Open-Access: This article is an open-access article that was selected by an in-house editor and fully peer-reviewed by external reviewers. It is distributed in accordance with the Creative Commons Attribution NonCommercial (CC BY-NC 4.0) license, which permits others to distribute, remix, adapt, build upon this work non-commercially, and license their derivative works on different terms, provided the original work is properly cited and the use is non-commercial. See:
https://creativecommons.org/Licenses/by-nc/4.0/ Corresponding author: Joao Paulo Mardegan Issa, PhD, Professor, Department of Basic and Oral Biology, Ribeirão Preto School of Dentistry, University of São Paulo, Ave Cafe S-N, Ribeirao Preto 14040-904, Brazil.
jpmissa@forp.usp.br
Received: May 13, 2024
Revised: August 3, 2024
Accepted: August 26, 2024
Published online: November 18, 2024
Processing time: 185 Days and 15.9 Hours
BACKGROUND
In the medical and dental fields, there is a need for studies of new therapeutic approaches for the treatment of bone defects that cause extensive bone loss. Melatonin may be an important endogenous biological factor for bone remodeling, and growth factors may enhance the repair process.
AIM
To evaluate the gene expression of cytokines (IL-1β, IL-6, IL-10 and TNF-α), markers of osteoclastogenesis (RANK, RANKL and OPG) and MMPs (MMP-1, MMP-2, MMP-8 and MMP-13) from the treatment of melatonin associated with an osteogenic membrane and rhBMP-2 on the recovery of a bone injury.
METHODS
Sixty-four rats were used and divided into 9 experimental groups and were formed according to the treatment carried out in the region of the bone lesion, which varied between the combination of 1, 10 and 100 μmol/L of melatonin. Gene Expression analysis was performed using real time-PCR by reading the concentration of total RNA and reverse transcription.
RESULTS
There were differences between groups when compared with clot or scaffold control, and improvement with a higher concentration of melatonin or rhBMP-2. The combination melatonin (1 µg) with 5 μg of rhBMP-2, using the guided bone regeneration technique, demonstrated some effects, albeit mild, on bone repair of critical bone defects.
CONCLUSION
This indicates that the approach for administering these substances needs to be reassessed, with the goal of ensuring their direct application to the affected area. Therefore, future research must be carried out, seeking to produce materials with these ideal characteristics.

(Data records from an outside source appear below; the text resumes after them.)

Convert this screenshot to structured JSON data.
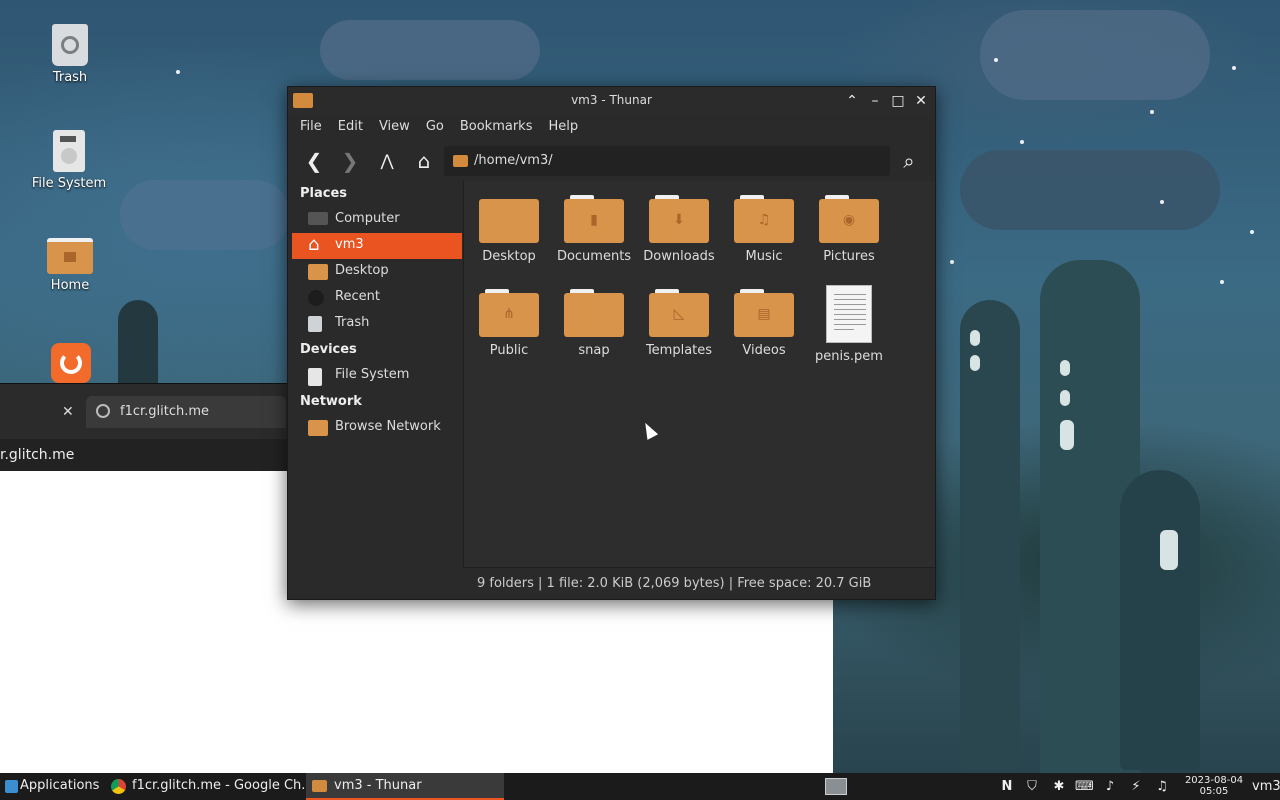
{
  "desktop": {
    "icons": [
      {
        "label": "Trash"
      },
      {
        "label": "File System"
      },
      {
        "label": "Home"
      }
    ]
  },
  "browser": {
    "tab_label": "f1cr.glitch.me",
    "url_text": "r.glitch.me"
  },
  "thunar": {
    "title": "vm3 - Thunar",
    "menu": [
      "File",
      "Edit",
      "View",
      "Go",
      "Bookmarks",
      "Help"
    ],
    "path": "/home/vm3/",
    "sidebar": {
      "places_heading": "Places",
      "places": [
        "Computer",
        "vm3",
        "Desktop",
        "Recent",
        "Trash"
      ],
      "devices_heading": "Devices",
      "devices": [
        "File System"
      ],
      "network_heading": "Network",
      "network": [
        "Browse Network"
      ]
    },
    "files": [
      {
        "name": "Desktop",
        "icon": "folder-desktop-icon"
      },
      {
        "name": "Documents",
        "icon": "folder-documents-icon"
      },
      {
        "name": "Downloads",
        "icon": "folder-downloads-icon"
      },
      {
        "name": "Music",
        "icon": "folder-music-icon"
      },
      {
        "name": "Pictures",
        "icon": "folder-pictures-icon"
      },
      {
        "name": "Public",
        "icon": "folder-public-icon"
      },
      {
        "name": "snap",
        "icon": "folder-icon"
      },
      {
        "name": "Templates",
        "icon": "folder-templates-icon"
      },
      {
        "name": "Videos",
        "icon": "folder-videos-icon"
      },
      {
        "name": "penis.pem",
        "icon": "text-document-icon"
      }
    ],
    "status": "9 folders  |  1 file: 2.0 KiB (2,069 bytes)  |  Free space: 20.7 GiB"
  },
  "taskbar": {
    "applications_label": "Applications",
    "tasks": [
      "f1cr.glitch.me - Google Ch...",
      "vm3 - Thunar"
    ],
    "clock_date": "2023-08-04",
    "clock_time": "05:05",
    "user": "vm3"
  },
  "colors": {
    "accent": "#e95420",
    "folder": "#d9944b",
    "window_bg": "#2a2a2a"
  }
}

Core Tip: Melatonin is believed to be an important endogenous biological factor for bone remodeling. Furthermore, growth factors such as bone morphogenetic proteins (rhBMPs) have been used to repair bone defects. The aim of this study was to assess the expression of cytokine genes (IL-1β, IL-6, IL-10 and TNF-α), markers of osteoclastogenesis (RANK, RANKL and OPG) and MMPs (MMP-1, MMP-2, MMP-8 and MMP-13) from the treatment of melatonin associated with an osteogenic membrane and rhBMP-2 on the recovery of a bone injury.